Nous avons vu la semaine dernière qu’en échange de la remise d’une fenêtre sur la mer Rouge, l’Éthiopie serait disposée à reconnaître la république auto-proclamée du Somaliland. Retour sur l’histoire récente de ce territoire.
Le 18 mai 1991, en pleine guerre civile somalienne, alors que la capitale du pays, Mogadiscio, était quasiment rayée de la carte par les combats entre milices tribales rivales, la république du Somaliland, territoire de 285.000 km2, fut déclarée indépendante. Non reconnue par la communauté internationale, l’ancienne colonie britannique du Somaliland, voulait devenir le cinquante-quatrième État africain.
Depuis plus de trente ans, le Somaliland se bat donc pour faire reconnaître son existence internationale. L’argument des autorités d’Hargeisa, sa capitale, est qu’il ne s’agit pas d’une revendication sécessionniste, mais de la «dissolution d’une union qui a échoué», donc, d’un simple retour à la situation qui prévalait avant cette union.
En effet, le pays a déjà existé en tant qu’État, puisqu’il a accédé à l’indépendance le 26 juin 1960, quatre jours avant la Somalie, la fusion entre les anciennes colonies britannique et italienne ne s’étant faite par un vote du parlement que le 1er juillet 1960. Peu de temps après ce mariage, le divorce fut consommé et l’ancien Somaliland britannique chercha une première fois à se séparer à l’amiable de la Somalie. Comme Mogadiscio refusa cette séparation, en 1981, le Somaliland rompit unilatéralement avec la Somalie. La répression du régime du général Syad Barre fut alors féroce. En 1988, Hargeisa, la capitale, fut quasiment rasée et des milliers de morts furent à déplorer.
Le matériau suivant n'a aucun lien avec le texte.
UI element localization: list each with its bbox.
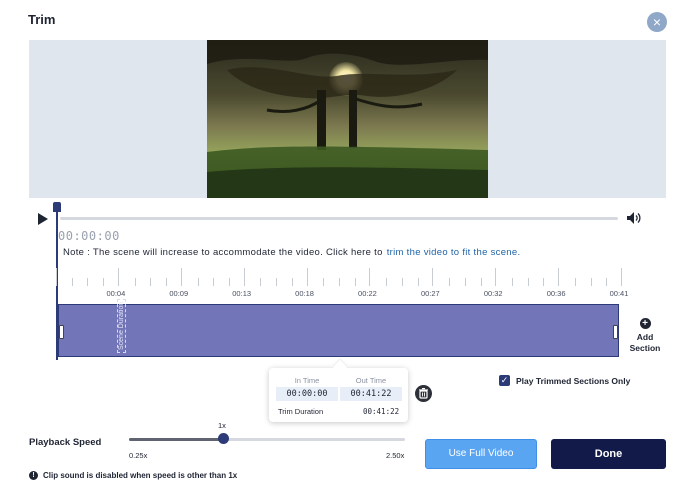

L’on estime que 10% de la population du pays fut alors massacrée ou perdit la vie dans les combats.
Aujourd’hui, plusieurs arguments militent en faveur de l’indépendance du Somaliland:
- Il s’agit de la seule région de la Somalie où fonctionne un minimum d’État.
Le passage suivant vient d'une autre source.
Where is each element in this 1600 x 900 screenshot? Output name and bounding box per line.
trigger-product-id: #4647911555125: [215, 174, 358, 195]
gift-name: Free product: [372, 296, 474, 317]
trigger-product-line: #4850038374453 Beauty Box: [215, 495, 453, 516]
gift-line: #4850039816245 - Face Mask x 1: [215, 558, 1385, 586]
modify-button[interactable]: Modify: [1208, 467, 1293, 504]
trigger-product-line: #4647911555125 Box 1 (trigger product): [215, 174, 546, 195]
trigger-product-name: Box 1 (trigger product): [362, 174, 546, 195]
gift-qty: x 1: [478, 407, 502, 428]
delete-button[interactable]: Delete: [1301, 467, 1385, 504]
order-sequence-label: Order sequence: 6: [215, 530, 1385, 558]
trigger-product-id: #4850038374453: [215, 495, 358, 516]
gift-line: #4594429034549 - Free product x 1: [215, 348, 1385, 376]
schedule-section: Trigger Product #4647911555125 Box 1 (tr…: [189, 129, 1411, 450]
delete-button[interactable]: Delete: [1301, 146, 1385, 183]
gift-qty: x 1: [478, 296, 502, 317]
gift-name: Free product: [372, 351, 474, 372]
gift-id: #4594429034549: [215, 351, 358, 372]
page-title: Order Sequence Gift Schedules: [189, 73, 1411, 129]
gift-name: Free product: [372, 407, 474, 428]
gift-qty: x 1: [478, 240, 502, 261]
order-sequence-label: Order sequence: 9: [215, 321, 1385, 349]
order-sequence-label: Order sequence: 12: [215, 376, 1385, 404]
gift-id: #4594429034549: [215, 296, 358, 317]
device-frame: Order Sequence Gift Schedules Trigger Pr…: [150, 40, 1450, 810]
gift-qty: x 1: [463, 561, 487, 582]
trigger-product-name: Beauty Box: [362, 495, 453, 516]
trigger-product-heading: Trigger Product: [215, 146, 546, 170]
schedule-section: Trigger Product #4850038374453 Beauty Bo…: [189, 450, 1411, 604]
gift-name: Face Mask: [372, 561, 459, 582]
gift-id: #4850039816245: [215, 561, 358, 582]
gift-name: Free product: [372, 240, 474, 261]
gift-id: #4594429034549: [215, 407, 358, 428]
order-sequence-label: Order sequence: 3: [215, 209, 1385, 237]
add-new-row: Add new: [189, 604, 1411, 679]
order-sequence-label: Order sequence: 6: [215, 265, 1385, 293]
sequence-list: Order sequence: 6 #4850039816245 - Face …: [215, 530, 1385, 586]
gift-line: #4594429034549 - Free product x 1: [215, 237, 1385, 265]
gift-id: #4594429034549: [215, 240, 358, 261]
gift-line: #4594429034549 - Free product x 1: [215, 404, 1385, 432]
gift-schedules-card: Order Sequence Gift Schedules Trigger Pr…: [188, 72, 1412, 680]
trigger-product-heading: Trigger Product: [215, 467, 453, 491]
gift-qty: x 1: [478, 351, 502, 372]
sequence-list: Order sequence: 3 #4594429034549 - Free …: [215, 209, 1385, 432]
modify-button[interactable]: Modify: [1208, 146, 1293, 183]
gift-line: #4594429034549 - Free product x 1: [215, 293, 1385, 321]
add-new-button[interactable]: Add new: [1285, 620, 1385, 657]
- Le pays a une position stratégique dans la région de la Corne de l’Afrique.
- Son indépendance lui permettrait de jouer un rôle officiel et déterminant dans la lutte contre la piraterie. Le Somaliland a ainsi proposé d’emprisonner sur son sol les pirates dont ne savent que faire les Occidentaux.
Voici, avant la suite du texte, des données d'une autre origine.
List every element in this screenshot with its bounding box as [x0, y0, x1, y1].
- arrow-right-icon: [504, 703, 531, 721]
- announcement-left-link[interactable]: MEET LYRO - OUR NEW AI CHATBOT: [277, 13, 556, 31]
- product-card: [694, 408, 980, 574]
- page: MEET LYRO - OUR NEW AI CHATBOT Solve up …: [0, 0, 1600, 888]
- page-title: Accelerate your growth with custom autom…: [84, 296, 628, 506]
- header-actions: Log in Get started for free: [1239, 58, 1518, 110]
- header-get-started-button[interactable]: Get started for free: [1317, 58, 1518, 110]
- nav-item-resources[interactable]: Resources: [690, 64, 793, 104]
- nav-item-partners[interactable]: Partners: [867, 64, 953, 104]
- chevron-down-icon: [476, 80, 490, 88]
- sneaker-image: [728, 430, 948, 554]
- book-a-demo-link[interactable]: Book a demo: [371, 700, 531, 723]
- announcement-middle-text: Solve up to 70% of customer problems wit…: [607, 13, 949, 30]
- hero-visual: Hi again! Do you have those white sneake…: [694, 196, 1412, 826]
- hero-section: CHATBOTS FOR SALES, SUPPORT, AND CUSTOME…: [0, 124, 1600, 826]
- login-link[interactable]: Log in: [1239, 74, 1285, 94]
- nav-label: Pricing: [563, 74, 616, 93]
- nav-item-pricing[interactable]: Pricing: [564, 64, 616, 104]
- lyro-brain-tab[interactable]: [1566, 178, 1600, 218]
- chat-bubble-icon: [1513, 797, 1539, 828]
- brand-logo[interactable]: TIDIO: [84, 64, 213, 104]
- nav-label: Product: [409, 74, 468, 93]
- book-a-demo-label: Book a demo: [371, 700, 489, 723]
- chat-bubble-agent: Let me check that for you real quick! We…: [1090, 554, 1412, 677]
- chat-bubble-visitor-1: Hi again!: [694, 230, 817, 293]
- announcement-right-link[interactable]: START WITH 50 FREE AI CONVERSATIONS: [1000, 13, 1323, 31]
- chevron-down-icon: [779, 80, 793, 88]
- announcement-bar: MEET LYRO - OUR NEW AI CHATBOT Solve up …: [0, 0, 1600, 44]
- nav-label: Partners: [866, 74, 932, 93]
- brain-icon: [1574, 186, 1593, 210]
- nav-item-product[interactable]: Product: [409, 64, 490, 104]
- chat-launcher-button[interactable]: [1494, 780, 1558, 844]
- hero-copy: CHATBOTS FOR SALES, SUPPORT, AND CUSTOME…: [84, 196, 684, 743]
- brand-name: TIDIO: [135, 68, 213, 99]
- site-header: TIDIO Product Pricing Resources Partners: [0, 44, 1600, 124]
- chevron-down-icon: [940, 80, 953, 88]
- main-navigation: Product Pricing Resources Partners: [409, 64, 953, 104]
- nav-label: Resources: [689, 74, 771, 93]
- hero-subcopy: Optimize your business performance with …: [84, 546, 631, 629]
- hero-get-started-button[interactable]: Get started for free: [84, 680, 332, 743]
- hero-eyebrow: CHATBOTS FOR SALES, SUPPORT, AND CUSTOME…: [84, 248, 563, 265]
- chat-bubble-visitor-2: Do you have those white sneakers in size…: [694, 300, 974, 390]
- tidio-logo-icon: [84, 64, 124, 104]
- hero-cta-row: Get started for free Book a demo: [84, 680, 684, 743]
- Peuplé d’environ cinq millions de personnes, le pays est potentiellement riche de son pétrole en off-shore. En janvier 2023, les autorités ont annoncé puis confirmé la découverte d’importants gisements de pétrole près de la frontière éthiopienne.
Les faiblesses du Somaliland sont cependant réelles. Comme dans toute la Somalie, le clan joue ici le rôle diviseur et identitaire tout à la fois que l’ethnie tient ailleurs en Afrique. Si par-delà leurs affirmations tribales ou claniques, tous les Somaliens appartiennent à l’ethnie somali, la division se fait en effet autour des clans. Le jeu des alliances y est mouvant. Le pays n’ignore donc pas les problèmes qui ont détruit la Somalie, car il est divisé en territoires claniques appartenant essentiellement à l’ensemble issak. Cependant, des tribus minoritaires sont présentes dans la région, à savoir des sous-clans Dard, Gadaboursi et Issa.
Cette mosaïque tribalo-clanique a failli voler en éclats à plusieurs reprises. Aujourd’hui, l’état de fait semble s’imposer et chaque jour qui passe rend de plus en plus improbable le retour du Somaliland au sein d’une Somalie unitaire.
Face à cette volonté indépendantiste clairement affichée, le dogme de l’intangibilité des frontières héritées de la colonisation bloque le processus menant vers l’indépendance, mais les autorités du Somaliland mettent en avant la reconnaissance de l’indépendance de l’Érythrée en 1993, suivie par celle du Soudan du Sud en 2011.